In recent months, there has been a growing concern within the Solana network due to the rise in malicious activities known as wallet “drainers,” as reported by the blockchain security firm Chainalysis. This network gradually became a more attractive target for cybercriminals as the price of SOL, Solana’s native cryptocurrency, experienced a staggering 400% increase in the last three months.
The firm’s research reveals that one of the largest online communities dedicated to these “draining” activities has over 6,000 members. These “drainers” are malicious kits designed to facilitate cyber theft, especially through phishing scams. Brian Carter, a senior intelligence analyst at Chainalysis, emphasizes the versatility of the most successful kits, which can be adapted to target various assets using different methods.
🚨 SOLANA WALLET DRAINER
We have detected a new Solana wallet drainer kit being actively distributed. This is targeted at popular meme coins such as Bonk, Jupiter, Chonky, Galactic Geckos & dogwifhat.
Our browser extension is now proactively blocking these websites. pic.twitter.com/59VVuUa2eI
— Wallet Guard (@wallet_guard) December 29, 2023
The investigation pointed out a clear connection to Russia and a small community of developers offering these kits, with much of the documentation written in Russian. Although there is a large community focused on Solana, most kits are not exclusively limited to this network, as they are flexible and capable of targeting other assets.
/2 These drainers are highly sophisticated and can deceive the simulations used by Solana wallets, leading users to unknowingly sign malicious transactions.https://t.co/I2kPQl7U3Z pic.twitter.com/QIbGfEVN4z
— Blockaid (@blockaid_) January 2, 2024
Chainalysis Recommendations to Prevent Attacks
In response to this growing threat, the use of security tools such as Wallet Guard is recommended, which has recently implemented specific protections against Solana “drainers.” Additionally, it is highlighted that phishing through malicious links is a common attack vector, and cybercriminals often exploit users’ fear of missing out by spamming decentralized finance communities with links to seemingly legitimate but fraudulent websites.
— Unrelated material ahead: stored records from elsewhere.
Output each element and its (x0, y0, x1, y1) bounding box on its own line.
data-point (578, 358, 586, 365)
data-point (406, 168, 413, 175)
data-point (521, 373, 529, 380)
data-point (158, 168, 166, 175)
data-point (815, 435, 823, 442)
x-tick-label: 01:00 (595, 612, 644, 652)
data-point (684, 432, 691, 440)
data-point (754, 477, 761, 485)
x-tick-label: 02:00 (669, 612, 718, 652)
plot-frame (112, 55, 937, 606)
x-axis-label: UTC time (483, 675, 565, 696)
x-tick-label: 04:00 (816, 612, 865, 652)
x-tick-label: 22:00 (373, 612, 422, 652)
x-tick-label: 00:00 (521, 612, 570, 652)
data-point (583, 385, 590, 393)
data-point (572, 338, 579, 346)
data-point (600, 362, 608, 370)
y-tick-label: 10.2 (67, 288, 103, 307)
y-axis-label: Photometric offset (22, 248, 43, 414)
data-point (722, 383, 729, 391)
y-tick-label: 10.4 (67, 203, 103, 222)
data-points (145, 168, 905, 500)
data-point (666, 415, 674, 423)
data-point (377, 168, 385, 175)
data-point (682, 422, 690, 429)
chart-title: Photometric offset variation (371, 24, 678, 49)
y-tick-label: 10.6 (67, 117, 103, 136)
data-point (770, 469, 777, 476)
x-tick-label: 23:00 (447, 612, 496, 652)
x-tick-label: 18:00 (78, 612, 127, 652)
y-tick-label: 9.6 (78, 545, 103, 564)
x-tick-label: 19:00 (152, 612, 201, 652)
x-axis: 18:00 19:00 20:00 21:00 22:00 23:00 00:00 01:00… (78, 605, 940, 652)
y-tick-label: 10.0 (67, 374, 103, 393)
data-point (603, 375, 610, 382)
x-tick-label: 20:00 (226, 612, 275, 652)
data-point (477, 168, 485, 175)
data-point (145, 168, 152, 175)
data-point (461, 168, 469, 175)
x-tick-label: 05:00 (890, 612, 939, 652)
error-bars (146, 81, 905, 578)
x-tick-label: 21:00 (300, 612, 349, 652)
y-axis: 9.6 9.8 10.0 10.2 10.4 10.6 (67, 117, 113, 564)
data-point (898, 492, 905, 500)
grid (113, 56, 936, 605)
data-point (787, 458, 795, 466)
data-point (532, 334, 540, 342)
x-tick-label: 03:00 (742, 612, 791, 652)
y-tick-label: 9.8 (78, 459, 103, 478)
The proliferation of Solana draining kits experienced a significant surge since December of last year when they began to be offered in private hacker chat groups and on the dark web for as little as $250 per month, according to CertiK, another blockchain security firm. These kits are designed to deceive users through phishing scams, convincing them to enter wallet details on fake websites. In this context, where security takes on greater importance, it is crucial for the user community to stay vigilant and employ appropriate protection measures to safeguard their digital assets.